As a UNH undergraduate before the era of instant communications, Phil Blum ’70 often felt far away from his Omaha, Nebraska, family. But the four-year basketball letter winner found a second family in Manchester residents Alder T. “Jim” ’40 and Julie Hatch, who encouraged Blum to attend UNH, provided the Midwesterner with a home away from home, and cheered courtside at nearly every game he played in the Wildcat blue and white.
“My father and Jim Hatch worked for the same company in different locations, and from New Hampshire Jim heard all about my Nebraska high school basketball career,” Blum explains. A former UNH basketball standout, Hatch was always on the lookout for potential players, and when Blum flew east to visit UNH, Hatch was the one who picked him up at Logan Airport. “He and Julie became like second parents to me while I was at UNH,” says Blum. “They were both such an important part of my college experience.”

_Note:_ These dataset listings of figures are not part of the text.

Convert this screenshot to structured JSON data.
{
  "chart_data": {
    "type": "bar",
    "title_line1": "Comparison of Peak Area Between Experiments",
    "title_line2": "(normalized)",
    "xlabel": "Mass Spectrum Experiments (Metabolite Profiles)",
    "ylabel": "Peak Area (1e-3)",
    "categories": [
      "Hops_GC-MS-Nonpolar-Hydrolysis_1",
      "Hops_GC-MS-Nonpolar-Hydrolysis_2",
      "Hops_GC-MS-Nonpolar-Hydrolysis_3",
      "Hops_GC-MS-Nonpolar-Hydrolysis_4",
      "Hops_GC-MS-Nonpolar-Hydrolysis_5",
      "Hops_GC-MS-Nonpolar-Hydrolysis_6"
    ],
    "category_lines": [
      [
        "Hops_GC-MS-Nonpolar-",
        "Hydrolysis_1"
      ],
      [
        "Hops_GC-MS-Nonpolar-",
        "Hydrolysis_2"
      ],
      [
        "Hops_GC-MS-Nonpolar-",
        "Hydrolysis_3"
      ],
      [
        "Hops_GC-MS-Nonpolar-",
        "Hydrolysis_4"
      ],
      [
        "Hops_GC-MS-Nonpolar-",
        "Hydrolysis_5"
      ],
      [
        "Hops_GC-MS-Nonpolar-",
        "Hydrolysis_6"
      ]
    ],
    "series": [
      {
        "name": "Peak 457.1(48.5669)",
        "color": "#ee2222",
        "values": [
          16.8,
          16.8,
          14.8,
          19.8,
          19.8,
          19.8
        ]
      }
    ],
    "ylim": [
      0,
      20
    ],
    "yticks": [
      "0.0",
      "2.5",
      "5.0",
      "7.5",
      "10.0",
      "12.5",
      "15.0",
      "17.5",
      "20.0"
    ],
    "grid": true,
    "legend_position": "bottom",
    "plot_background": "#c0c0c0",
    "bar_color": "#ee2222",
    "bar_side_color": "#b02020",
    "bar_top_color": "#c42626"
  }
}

Scott Morris '15 first Hatch Scholarship recipient. Photo by Gil Talbot. |
Now the medical director of a thriving outpatient surgical clinic in Jackson, Wyoming, Blum looks back on his UNH playing days, and particularly his relationship with the Hatches, with tremendous fondness. After graduation, he and Jim stayed close, and he brought his sons out to meet the Hatches when he was inducted into the UNH Athletics Hall of Fame in 1998. When Jim died six years later at the age of 87, it seemed only natural to Blum to honor his “UNH parents” with an endowed basketball fund. Scott Morris ’14, a guard from Walkersville, Maryland, was named the first recipient of the Jim and Julie Hatch Endowed Basketball Scholarship Fund in October 2012.

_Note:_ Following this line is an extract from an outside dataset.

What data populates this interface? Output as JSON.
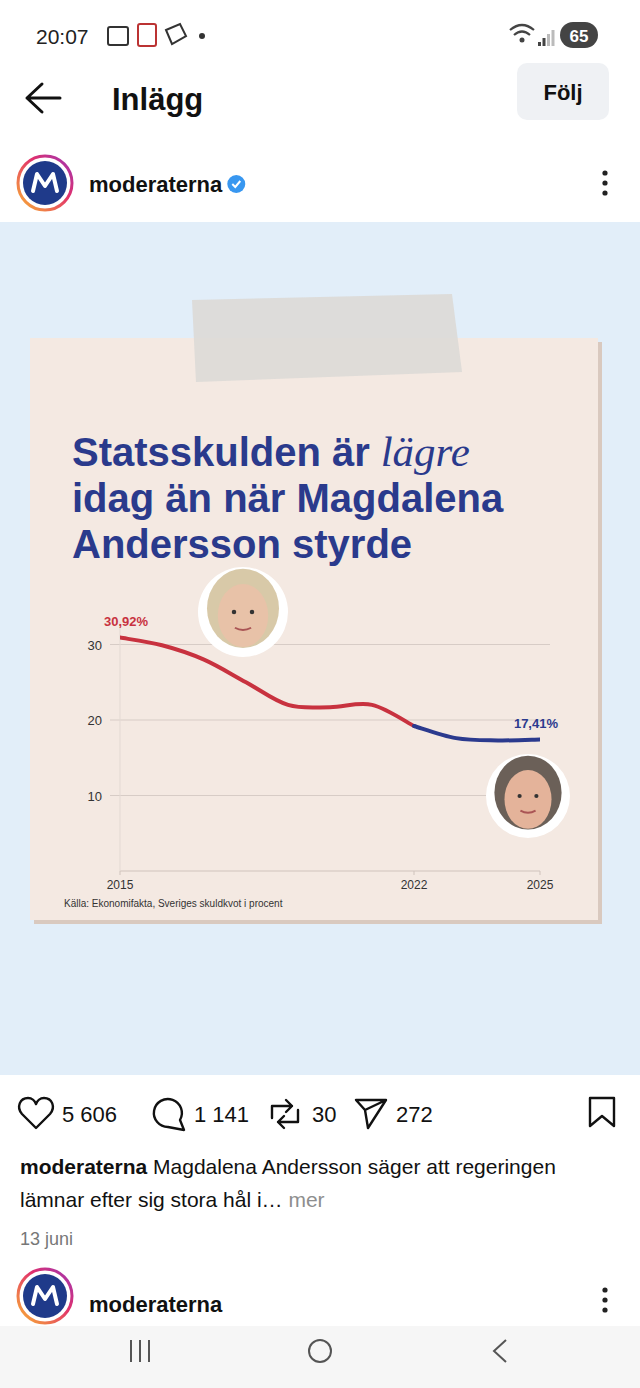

Morris, a UNH Honors Program student majoring in business administration and management information systems, says it means a lot to be the first recipient of a scholarship established by one accomplished UNH alum in honor of another.
Hatch was captain of the men’s basketball team in 1939–40 and was also the 1940 class president. He maintained close ties with his alma mater after graduation, serving as president for the UNH 100 Club (the earliest incarnation of the current Wildcat Fund) and the Alumni Association board of directors, and was also a member of the University’s board of trustees. Like his mentor, Blum served as co-captain of the basketball team, and oversaw the Wildcats’ 1969–70 campaign—their first winning season in 18 years. While he also played tennis for two seasons, Blum readily identifies basketball as his first love, continuing to track the ’Cats from his Wyoming home today.
“How could I have not stayed interested?” he asks. “We’ve had some wins and near wins that get me thinking UNH is close to reaching the next level, now as much as ever.” Blum is delighted that the first Jim and Julie Hatch scholarship recipient has been named, but downplays his generosity in creating the endowment. “Any contribution to UNH I have made pales in comparison to the daily support the Hatches gave to the University for so many years,” he says. “I’m blessed to have had them be part of my life.”